OBTAINING A SCHOLARSHIP
"Athletes receive scholarships based on their likeliness to help the team place at championships."
It’s a great achievement to obtain an athletic scholarship that covers some or all of the cost of attending college. But, it’s not free money and you have to earn your keep. Athletes receive scholarships based on their likeliness to help the team place at championships. The standards for placing at championships vary depending on the athletic conference, with standards in the Power Five conferences (ACC, Big Ten, Big-12, Pac-12, and SEC) generally being the most competitive. If your current high school performance is equivalent to a conference-scoring standard, that makes you a good candidate to receive a scholarship from a member institution.
To keep the scholarship, you need to put in the effort to help your team every year. Your coaches expect that from you. While coaches might say that your scholarship is guaranteed for a number of years unless you commit a serious infraction, if they are dissatisfied with your work ethics, they could make you discontented to the point where you quit the team and free up the scholarship for another athlete. Coaches may also warn you that you are not earning your scholarship and require more from you. Additionally, teammates pay attention to the work ethics of scholarship recipients and could sour your experience if you are doing less than non-scholarship athletes. This is one of the compelling reasons for not announcing your scholarship details.
That aside, you should know that athletic scholarship offers could range substantially from one DI institution to another. In a rare case, one university may offer as much as a full ride for up to five years covering tuition, room, books, fees, the most generous meal plan, and a stipend to spend on personal items. With track and field being an equivalency sport, many of the 12.6 male and 18 female full scholarships are divvied up among the cross country, indoor track and outdoor track athletes, with few athletes obtaining a full ride. From another university, the same athlete could be offered a back-loaded scholarship, where the value of the scholarship is scheduled to increase over time, when the athlete is expected to be more impactful in helping that team to score in championships. Note, don't be discouraged if a coach says there is no money for you at the moment and doesn't offer you a scholarship. While there are no guarantees, if you demonstrate significant improvement and become a major contributor to the team, you can earn a scholarship while competing for the university.
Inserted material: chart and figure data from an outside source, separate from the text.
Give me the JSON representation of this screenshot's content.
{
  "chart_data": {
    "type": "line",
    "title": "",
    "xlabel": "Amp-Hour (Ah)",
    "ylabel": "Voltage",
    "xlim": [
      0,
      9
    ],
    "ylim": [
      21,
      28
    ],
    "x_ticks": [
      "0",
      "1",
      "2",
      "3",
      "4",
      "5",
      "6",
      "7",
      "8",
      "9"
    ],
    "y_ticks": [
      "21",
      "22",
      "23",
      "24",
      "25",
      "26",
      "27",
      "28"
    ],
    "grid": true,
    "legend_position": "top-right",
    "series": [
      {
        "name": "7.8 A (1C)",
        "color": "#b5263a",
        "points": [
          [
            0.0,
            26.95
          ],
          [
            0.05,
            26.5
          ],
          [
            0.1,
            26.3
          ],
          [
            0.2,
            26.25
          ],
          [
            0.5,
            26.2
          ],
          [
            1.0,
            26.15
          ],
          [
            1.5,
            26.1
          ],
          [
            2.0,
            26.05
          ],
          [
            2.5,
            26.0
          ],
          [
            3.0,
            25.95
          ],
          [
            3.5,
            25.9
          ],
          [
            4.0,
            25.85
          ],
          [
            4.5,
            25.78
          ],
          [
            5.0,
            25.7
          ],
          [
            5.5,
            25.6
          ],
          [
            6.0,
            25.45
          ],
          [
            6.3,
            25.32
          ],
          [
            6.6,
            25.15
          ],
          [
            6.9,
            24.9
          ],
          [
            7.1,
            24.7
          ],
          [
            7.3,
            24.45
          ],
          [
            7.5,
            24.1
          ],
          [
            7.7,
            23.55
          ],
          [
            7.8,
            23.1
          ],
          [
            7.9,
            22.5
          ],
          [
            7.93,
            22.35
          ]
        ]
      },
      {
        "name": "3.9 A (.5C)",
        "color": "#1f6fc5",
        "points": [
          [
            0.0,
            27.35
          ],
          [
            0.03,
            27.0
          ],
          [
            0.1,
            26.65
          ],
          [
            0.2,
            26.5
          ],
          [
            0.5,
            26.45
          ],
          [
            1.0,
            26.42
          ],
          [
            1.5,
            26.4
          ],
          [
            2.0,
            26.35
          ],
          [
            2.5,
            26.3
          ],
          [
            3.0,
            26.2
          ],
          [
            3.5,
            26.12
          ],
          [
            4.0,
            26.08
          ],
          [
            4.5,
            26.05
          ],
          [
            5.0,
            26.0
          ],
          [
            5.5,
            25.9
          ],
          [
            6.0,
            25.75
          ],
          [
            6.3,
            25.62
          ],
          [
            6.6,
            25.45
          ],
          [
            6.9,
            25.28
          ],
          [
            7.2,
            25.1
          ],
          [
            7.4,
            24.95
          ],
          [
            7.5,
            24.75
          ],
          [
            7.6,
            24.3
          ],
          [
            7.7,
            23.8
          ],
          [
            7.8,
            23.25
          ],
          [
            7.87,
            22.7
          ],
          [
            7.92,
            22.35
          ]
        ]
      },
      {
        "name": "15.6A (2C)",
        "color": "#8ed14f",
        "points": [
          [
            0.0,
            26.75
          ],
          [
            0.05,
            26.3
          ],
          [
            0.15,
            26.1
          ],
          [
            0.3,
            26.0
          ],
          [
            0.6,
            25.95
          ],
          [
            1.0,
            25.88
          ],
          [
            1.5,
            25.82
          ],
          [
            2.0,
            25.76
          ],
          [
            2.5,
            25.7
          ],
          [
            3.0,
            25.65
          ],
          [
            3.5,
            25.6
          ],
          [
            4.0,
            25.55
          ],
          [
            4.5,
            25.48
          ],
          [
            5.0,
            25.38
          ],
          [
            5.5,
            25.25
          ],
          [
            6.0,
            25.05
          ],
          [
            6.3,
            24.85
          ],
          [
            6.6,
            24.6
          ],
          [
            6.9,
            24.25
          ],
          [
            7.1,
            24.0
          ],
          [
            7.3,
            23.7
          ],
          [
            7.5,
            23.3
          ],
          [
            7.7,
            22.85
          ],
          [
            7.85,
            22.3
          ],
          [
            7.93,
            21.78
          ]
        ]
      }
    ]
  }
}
That student-athlete, if exceptionally strong academically, may be encouraged to apply for particular academic scholarships that supplement athletic aid and even free up funds for other athletes. Academically-strong student-athletes provide an added value by boosting the team average GPA. If applying to an Ivy League university, the same athlete by rule wouldn’t receive any type of scholarship but instead, would be directed to apply for need-based financial aid that is independent of performance. Even in the absence of financial aid, some student-athletes choose to leverage their athleticism to gain admission to an Ivy where they are providing a value to the institution, because they believe there will be an advantage in long-term earning potential upon embarking on a career. Ultimately, being strong academically provides a myriad of options.
Furthermore, some scholarship offers by an institution could change dramatically over the course of one’s recruiting time frame. Until a Tender of Financial Aid is signed along with the National Letter of Intent (NLI), offers could be altered. Sometime into the process, you may be able to leverage offers from other institutions to maximize the scholarship you finally accept. Or, your athletic performance may improve significantly over the recruiting period, making a compelling case for a larger scholarship.
Fortuitously, scholarship funds may become available at a particular institution further into the recruiting period due to an existing athlete departing or when a high priority recruit rejects an offer. I watched that situation play out with two athletes I know. One was being aggressively pursued by a college coach, while the second wasn’t getting much attention by the same coach. After the first athlete announced his commitment to another institution, it was cool to see the second athlete abruptly receive an offer that was much greater than what he could have expected given the initial halfhearted reception from the coach.
On the flip side, many athletes have seen their scholarship offers reduced over the recruiting period. Year after year, I have heard of offers being reneged if a coach leaves, when a recruit delays accepting the initial offer, and for other reasons.
When it comes to maximizing athletic scholarships, you start by assessing your true value, and matching yourself with programs where your personal best times are within the range of their historically top ten times as well as competitive within their conferences. When prioritizing earning a scholarship, one strategy in the recruiting process might be to consider college track and field programs where you’re a big fish in a small pond—where your bad-day performance is still one of the top season’s performances for your institution.